REPUBLIKA.CO.ID, JAKARTA -- Sekretaris Jenderal Partai Demokrasi Indonesia Perjuangan (PDIP), Hasto Kristiyanto mengatakan bahwa kritik Megawati Soekarnoputri kepada TNI-Polri merupakan suara yang juga disampaikan berbagai kelompok masyarakat. Bahwa kedua lembaga tersebut ditegaskan harus netral pada pemilihan umum (Pemilu) 2024.
Megawati juga berkaca kepada sejumlah peristiwa pada masa lalu, saat TNI-Polri menjadi biang dari tercorengnya prinsip demokrasi. Karenanya, Presiden ke-5 Republik Indonesia itu tak ingin hal tersebut terulang kembali.
"Jadi secara empiris (intimidasi dari TNI-Polri) itu terjadi, apalagi ini yang maju itu berkaitan dengan anak Presiden. Sementara TNI-Polri itu harus royal kepada presiden, sehingga muncul di tingkat implementasinya itu berbagai praktek seperti itu," ujar Hasto di Kantor DPP PDIP, Jakarta, Senin (5/2/2024).
"Mengapa Bu Mega begitu sayang dengan TNI-Polri, karena TNI-Polri ini memiliki rekam jejak sejarah yang luar biasa bagi bangsa dan negara.
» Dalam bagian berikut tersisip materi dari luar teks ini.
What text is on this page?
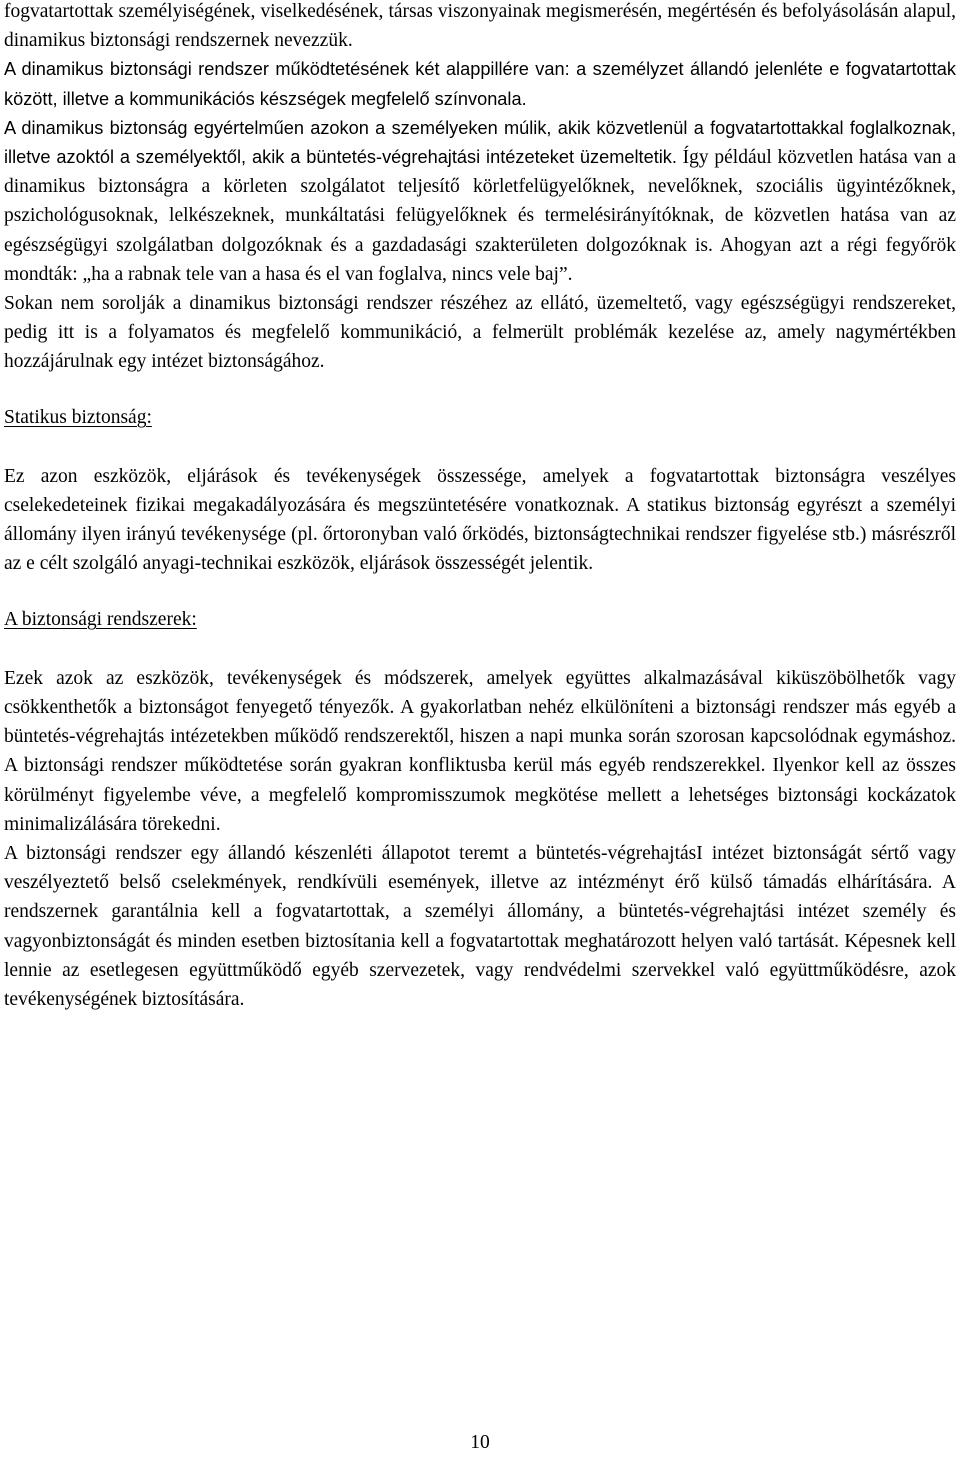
fogvatartottak személyiségének, viselkedésének, társas viszonyainak megismerésén, megértésén és befolyásolásán alapul, dinamikus biztonsági rendszernek nevezzük.

A dinamikus biztonsági rendszer működtetésének két alappillére van: a személyzet állandó jelenléte e fogvatartottak között, illetve a kommunikációs készségek megfelelő színvonala.

A dinamikus biztonság egyértelműen azokon a személyeken múlik, akik közvetlenül a fogvatartottakkal foglalkoznak, illetve azoktól a személyektől, akik a büntetés-végrehajtási intézeteket üzemeltetik. Így például közvetlen hatása van a dinamikus biztonságra a körleten szolgálatot teljesítő körletfelügyelőknek, nevelőknek, szociális ügyintézőknek, pszichológusoknak, lelkészeknek, munkáltatási felügyelőknek és termelésirányítóknak, de közvetlen hatása van az egészségügyi szolgálatban dolgozóknak és a gazdadasági szakterületen dolgozóknak is. Ahogyan azt a régi fegyőrök mondták: „ha a rabnak tele van a hasa és el van foglalva, nincs vele baj”.

Sokan nem sorolják a dinamikus biztonsági rendszer részéhez az ellátó, üzemeltető, vagy egészségügyi rendszereket, pedig itt is a folyamatos és megfelelő kommunikáció, a felmerült problémák kezelése az, amely nagymértékben hozzájárulnak egy intézet biztonságához.

Statikus biztonság:

Ez azon eszközök, eljárások és tevékenységek összessége, amelyek a fogvatartottak biztonságra veszélyes cselekedeteinek fizikai megakadályozására és megszüntetésére vonatkoznak. A statikus biztonság egyrészt a személyi állomány ilyen irányú tevékenysége (pl. őrtoronyban való őrködés, biztonságtechnikai rendszer figyelése stb.) másrészről az e célt szolgáló anyagi-technikai eszközök, eljárások összességét jelentik.

A biztonsági rendszerek:

Ezek azok az eszközök, tevékenységek és módszerek, amelyek együttes alkalmazásával kiküszöbölhetők vagy csökkenthetők a biztonságot fenyegető tényezők. A gyakorlatban nehéz elkülöníteni a biztonsági rendszer más egyéb a büntetés-végrehajtás intézetekben működő rendszerektől, hiszen a napi munka során szorosan kapcsolódnak egymáshoz. A biztonsági rendszer működtetése során gyakran konfliktusba kerül más egyéb rendszerekkel. Ilyenkor kell az összes körülményt figyelembe véve, a megfelelő kompromisszumok megkötése mellett a lehetséges biztonsági kockázatok minimalizálására törekedni.

A biztonsági rendszer egy állandó készenléti állapotot teremt a büntetés-végrehajtásI intézet biztonságát sértő vagy veszélyeztető belső cselekmények, rendkívüli események, illetve az intézményt érő külső támadás elhárítására. A rendszernek garantálnia kell a fogvatartottak, a személyi állomány, a büntetés-végrehajtási intézet személy és vagyonbiztonságát és minden esetben biztosítania kell a fogvatartottak meghatározott helyen való tartását. Képesnek kell lennie az esetlegesen együttműködő egyéb szervezetek, vagy rendvédelmi szervekkel való együttműködésre, azok tevékenységének biztosítására.

10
Di masa-masa krisis seperti era revolusi fisik, TNI menyatu dengan rakyat, maka pesan Ibu Mega, sementara TNI-Polri itu berasal dari rakyat," sambungnya.
Tegasnya, TNI-Polri jangan dijadikan alat untuk ambisi seseorang atau kelompok tertentu. Jangan sampai integritas dan netralitas dua lembaga tersebut kembali tercoreng akibat kontestasi nasional tahun ini.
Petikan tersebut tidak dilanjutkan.